5

I have made a custom matrix environment for using Gauss Jordan elimination, I need a vertical bar between the two halves of my matrix.

Here is what I have slopped together

\newenvironment{gjmatrix}[1] {
    \left[\begin{array} { @{}*{#1}{c}|@{}*{#1}{c}@{} }
} {
    \end{array}\right]
}

This is almost perfect. But it doesn't give me enough spacing after the bar. Lack of spacing.

Could someone help me out? How do I adjust this so it has proper and uniform spacing with everything else.

1
  • 1
    Welcome to TeX.SE.
    – Mico
    Oct 1 at 14:14

2 Answers 2

4

I suggest you change |@{} to |, i.e., get rid of the @{} particle that follows |. If keeping | is a bit too terse for you taste, you could also write |@{\hspace{\arraycolsep}}, to make explicit which operation is supposed to take place immediately after |.

If you are surmising that @{} means "don't insert whitespace or anything else" and that omitting @{} means "perform the default operation" (which happens to be to insert whitespace, in the amount of \arraycolsep), you would be entirely correct. :-)

enter image description here

\documentclass{article}
\usepackage{array} % optional, but recommended
\newenvironment{gjmatrix}[1]{% 
   \left[ \begin{array}{ @{} *{#1}{c} | *{#1}{c} @{} }}{%  
   \end{array} \right]}

\begin{document}
\[
\begin{gjmatrix}{3}
  -1 &  2 & -2 & 1 & 0 & 0 \\
   0 &  1 & -1 & 0 & 1 & 0 \\
  -3 & -1 &  0 & 0 & 0 & 1
\end{gjmatrix}
\]
\end{document}
3

You have @{} after |, so you're suppressing the standard intercolumn space before the column following the vertical line.

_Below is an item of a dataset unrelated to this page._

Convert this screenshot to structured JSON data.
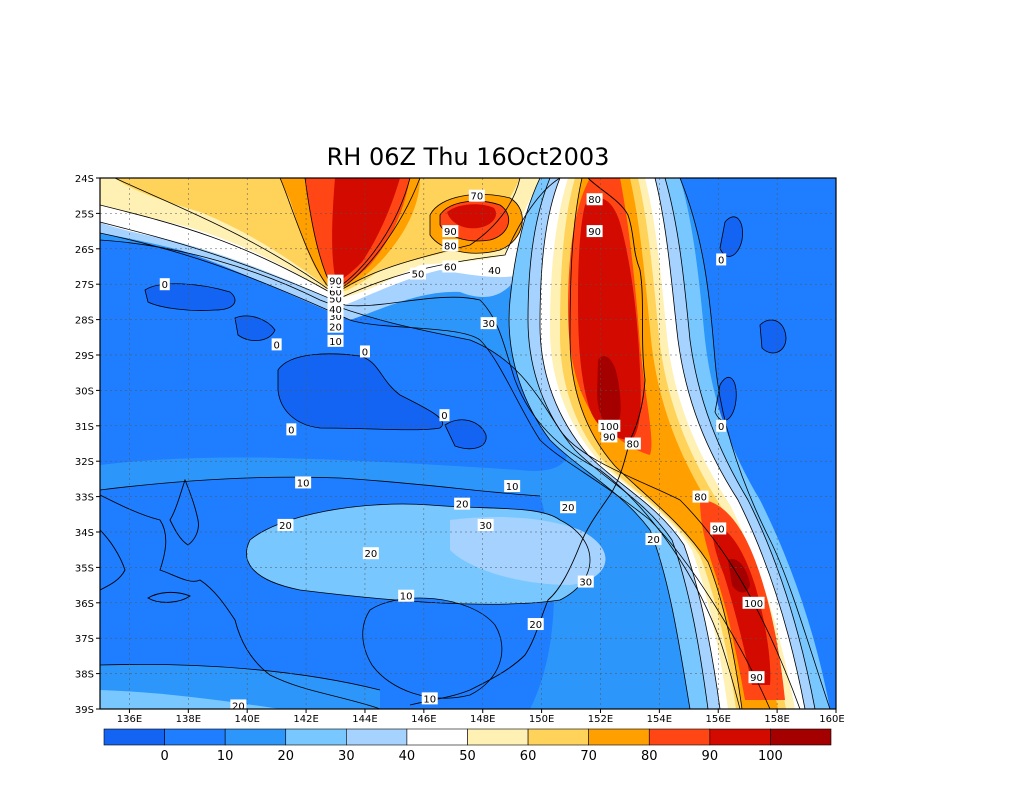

I suggest a slightly different approach, because you can also use Gauss-Jordan also on augmented matrices having fewer (or even more) columns after the line than before it.

\documentclass{article}

\NewDocumentEnvironment{gjmatrix}{mO{#1}}
 {\left[\begin{array}{ @{} *{#1}{c} | *{#2}{c} @{} }}
 {\end{array}\right]}

\begin{document}
\[
\begin{gjmatrix}{3}
  -1 &  2 & -2 & 1 & 0 & 0 \\
   0 &  1 & -1 & 0 & 1 & 0 \\
  -3 & -1 &  0 & 0 & 0 & 1
\end{gjmatrix}
\qquad
\begin{gjmatrix}{3}[2]
  -1 &  2 & -2 & 1 & 0 \\
   0 &  1 & -1 & 0 & 1 \\
  -3 & -1 &  0 & 0 & 0
\end{gjmatrix}
\]

\[
\begin{gjmatrix}{4}
  -1 &  2 & -2 & 1 & 1 & 0 & 0 & 0\\
   0 &  1 & -1 & 0 & 0 & 1 & 0 & 0\\
  -1 &  2 & -2 & 0 & 0 & 0 & 1 & 0\\
  -3 & -1 &  0 & 0 & 0 & 0 & 0 & 1
\end{gjmatrix}
\qquad
\begin{gjmatrix}{4}[1]
  -1 &  2 & -2 & 1 & 0 \\
   0 &  1 & -1 & 0 & 1 \\
  -1 &  2 & -2 & 0 & 0 \\
  -3 & -1 &  0 & 0 & 0
\end{gjmatrix}
\]

\end{document}

The trailing optional argument is the number of columns after the line and defaults to the same number as in the mandatory argument.